07 October 2013

Another Hungry Day

At this point, I've lost a little more than 85 pounds on Weight Watchers. I'm actually smaller right now than I was all through college. In fact, I can only remember weighing this amount or less two times since middle school: once was the summer between high school and college when I went on Atkins pretty religiously for a couple months and got down to 211 pounds for a day (before shooting back up to 215...but still. And then I started eating like a human again and gained it all back.). The second time was the summer after college when I was super poor and had to choose between food and vodka and I chose vodka for a month or so...I starved myself down to 216 pounds. Again, that was only for about a week before my grandparents took pity on me and started buying me food.

The rest of the time since middle school, my weight has swung wildly from 225 pounds up to my highest (recorded) weight of 304 pounds. Now my scale has been fluctuating 213 pounds and 219 pounds. Not bad.

Buuuut...I am STILL OBSESSED WITH FOOD.

I wish things had changed. I wish I could live like a normal person and eat when I'm hungry, socialize without thinking about food the entire time, plan my day without thinking first about what I'll eat that day. But that's not me. That's not my life. Instead, I think about food when I wake up in the morning. Hell, sometimes I dream about food. Yeah. Some weekends when I have nothing going on and can sleep in as late as I want to, I get up ONLY because I want to eat.

There are all those little tricks people tell you about, like doing something else for 15 minutes and then eating only if you still really want the food after 15 minutes. Or having a little nibble of whatever you're craving and then stopping because your body doesn't care how much it gets, only that it gets something. Well...that's bullshit. When I try to do something else and reevaluate if I want the food in 15 minutes, I just spend a full 15 minutes thinking entirely about food. And if I just have a nibble, then it's even worse and I can't think about anything else in the world until all of the food is gone. Nibbles do not work for me. I am too obsessed with eating and with being full.

Weight Watchers has been amazing in helping me lose weight, and it kind of works with my food obsession. I can track and pre-track and plan my meals well in advance and, you know, it takes a certain kind of person to weigh and measure every morsel of food that you consume. But it also means that I can never just 'let go' and eat without thinking about it. That's a good thing, but it's also incredibly frustrating.

Like today, for instance. I am HUNGRY. Or that's the message my brain is getting. I know I'm not actually, literally hungry. I have food in my stomach. I am eating roasted new potatoes and onions and zucchini with vegetable broth and barbecue and shaved parmesan and it's spicy and warm and delicious, but I still want more. More of anything. I want to cram food into my mouth until I feel sick.
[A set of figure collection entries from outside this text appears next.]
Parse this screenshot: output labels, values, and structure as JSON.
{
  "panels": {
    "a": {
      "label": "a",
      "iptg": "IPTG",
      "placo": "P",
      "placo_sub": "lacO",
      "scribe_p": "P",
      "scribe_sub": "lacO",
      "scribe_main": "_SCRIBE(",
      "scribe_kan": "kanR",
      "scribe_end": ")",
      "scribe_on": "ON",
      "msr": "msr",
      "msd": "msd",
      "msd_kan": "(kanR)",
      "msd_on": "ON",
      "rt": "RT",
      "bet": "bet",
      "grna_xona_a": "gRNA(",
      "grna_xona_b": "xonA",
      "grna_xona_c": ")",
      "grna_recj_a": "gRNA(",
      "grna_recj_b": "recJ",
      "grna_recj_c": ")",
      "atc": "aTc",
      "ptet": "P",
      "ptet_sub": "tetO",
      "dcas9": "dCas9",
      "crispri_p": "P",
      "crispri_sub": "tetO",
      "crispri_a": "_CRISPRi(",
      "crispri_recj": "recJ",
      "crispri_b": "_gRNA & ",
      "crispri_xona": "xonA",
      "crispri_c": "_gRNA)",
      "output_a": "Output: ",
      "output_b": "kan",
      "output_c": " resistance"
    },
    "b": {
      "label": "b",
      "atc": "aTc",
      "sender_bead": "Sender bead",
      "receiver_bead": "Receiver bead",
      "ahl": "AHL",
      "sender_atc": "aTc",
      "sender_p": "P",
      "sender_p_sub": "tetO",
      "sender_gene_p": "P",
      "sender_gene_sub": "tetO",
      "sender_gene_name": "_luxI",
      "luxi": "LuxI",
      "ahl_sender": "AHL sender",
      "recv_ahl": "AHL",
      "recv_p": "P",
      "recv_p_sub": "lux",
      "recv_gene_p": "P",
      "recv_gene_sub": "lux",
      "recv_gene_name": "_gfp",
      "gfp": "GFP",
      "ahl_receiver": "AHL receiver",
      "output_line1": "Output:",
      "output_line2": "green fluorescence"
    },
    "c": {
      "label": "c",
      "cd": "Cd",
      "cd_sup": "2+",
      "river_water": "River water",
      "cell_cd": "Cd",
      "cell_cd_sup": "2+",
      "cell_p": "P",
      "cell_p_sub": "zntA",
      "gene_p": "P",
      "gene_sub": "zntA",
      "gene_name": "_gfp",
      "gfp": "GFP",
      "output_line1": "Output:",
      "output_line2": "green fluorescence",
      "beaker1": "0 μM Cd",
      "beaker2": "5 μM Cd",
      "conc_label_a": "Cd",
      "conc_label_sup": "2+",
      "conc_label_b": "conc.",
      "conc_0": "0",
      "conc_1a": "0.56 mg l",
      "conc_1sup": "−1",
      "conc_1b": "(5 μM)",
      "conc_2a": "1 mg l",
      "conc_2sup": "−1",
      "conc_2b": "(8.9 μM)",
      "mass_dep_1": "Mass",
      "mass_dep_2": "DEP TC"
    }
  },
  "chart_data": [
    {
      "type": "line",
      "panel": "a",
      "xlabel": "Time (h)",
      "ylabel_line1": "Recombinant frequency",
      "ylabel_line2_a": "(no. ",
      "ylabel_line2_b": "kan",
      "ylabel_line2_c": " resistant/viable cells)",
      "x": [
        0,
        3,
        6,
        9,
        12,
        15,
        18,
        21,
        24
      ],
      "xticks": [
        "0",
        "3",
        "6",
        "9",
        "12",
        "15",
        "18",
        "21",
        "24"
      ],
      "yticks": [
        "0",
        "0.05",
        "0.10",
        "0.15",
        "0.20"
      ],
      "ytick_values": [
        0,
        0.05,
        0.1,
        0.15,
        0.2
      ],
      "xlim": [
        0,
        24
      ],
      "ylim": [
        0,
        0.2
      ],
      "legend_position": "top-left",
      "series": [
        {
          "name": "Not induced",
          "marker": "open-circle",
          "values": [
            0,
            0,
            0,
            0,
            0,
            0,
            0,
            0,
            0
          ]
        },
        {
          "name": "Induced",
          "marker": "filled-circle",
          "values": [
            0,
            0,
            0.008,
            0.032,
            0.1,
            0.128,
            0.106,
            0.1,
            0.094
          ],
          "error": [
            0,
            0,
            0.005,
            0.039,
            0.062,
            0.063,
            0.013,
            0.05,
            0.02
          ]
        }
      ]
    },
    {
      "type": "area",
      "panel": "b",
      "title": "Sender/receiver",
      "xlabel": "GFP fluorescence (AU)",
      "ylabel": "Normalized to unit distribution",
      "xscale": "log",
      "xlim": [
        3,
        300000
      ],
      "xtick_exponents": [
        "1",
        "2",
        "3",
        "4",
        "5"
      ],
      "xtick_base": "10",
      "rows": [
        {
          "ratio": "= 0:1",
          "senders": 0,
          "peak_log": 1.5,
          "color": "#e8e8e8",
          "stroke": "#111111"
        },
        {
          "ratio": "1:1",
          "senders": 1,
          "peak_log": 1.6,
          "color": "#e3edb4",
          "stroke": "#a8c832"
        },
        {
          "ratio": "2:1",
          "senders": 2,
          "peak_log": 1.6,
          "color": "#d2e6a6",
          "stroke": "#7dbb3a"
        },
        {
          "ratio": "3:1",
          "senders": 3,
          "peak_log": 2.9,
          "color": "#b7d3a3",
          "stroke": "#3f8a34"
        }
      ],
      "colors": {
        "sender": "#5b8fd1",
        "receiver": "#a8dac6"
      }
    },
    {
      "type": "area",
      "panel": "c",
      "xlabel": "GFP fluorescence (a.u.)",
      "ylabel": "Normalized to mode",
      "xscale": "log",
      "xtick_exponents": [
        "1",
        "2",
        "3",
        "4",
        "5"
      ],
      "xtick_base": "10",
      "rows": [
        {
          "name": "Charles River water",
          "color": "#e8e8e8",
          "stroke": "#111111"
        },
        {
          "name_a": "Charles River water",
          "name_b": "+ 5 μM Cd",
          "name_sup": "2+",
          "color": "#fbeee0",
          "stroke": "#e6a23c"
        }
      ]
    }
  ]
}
You know that scene in Matilda? Where the Trunchbull makes that kid Bruce eat the whole chocolate cake and he's all sweating and everything thinks he's going to pass out and die? Yeah, I could totally eat that cake. Not a question. There is no doubt in my mind that I could take a fork, settle myself in front of it, and just devour the entire freaking thing. Totally. And I'd love it. And I would ask for milk to wash it down.


Of course, a single slice of cake is something like 14 Points Plus on Weight Watchers. I get 34 Points per day and I am stingy as hell with them, so there's no way Cook's chocolate cake is coming anywhere near my lips. But I could do it. And it would be fucking awesome.

So when does this food obsession go away? Does it ever? Will I ever be able to see an office email about cupcakes without spending the rest of the day eyeing the cupcakes, weighing the pros and cons of eating a cupcake, wondering how good the cupcake is, getting panicky that too many people are eating cupcakes before I decide whether or not I want one? Or is this my life now? Where every food commercial makes me start to drool, and just driving past KFC gives me thoroughly un-vegetarian-like cravings?

When my best friend died two years ago, I thought the pain would never go away. I thought that every day would be a gray haze and I would never be okay again. Slowly, somehow, the pain receded. Instead of thinking about him every minute, I thought about him maybe every 15 minutes. And then maybe every hour. And then a couple times a day. Now, I love him and miss him and think about him at random wonderful and heartbreaking times, but it's not constant. I think of him when his favorite song comes on, or when I read a CNN article that would have gotten his attention. The point is, it got better. It took awhile, but it did definitely get better.

My food cravings though? Not better. It's been more than a year since I started Weight Watchers, and I'm thinking about food just as much as every. WHEN WILL IT END?!

For now...fuck it all, I'm getting that cupcake they emailed about. There are only three left and it's driving me fucking crazy. At least it's a mini cupcake.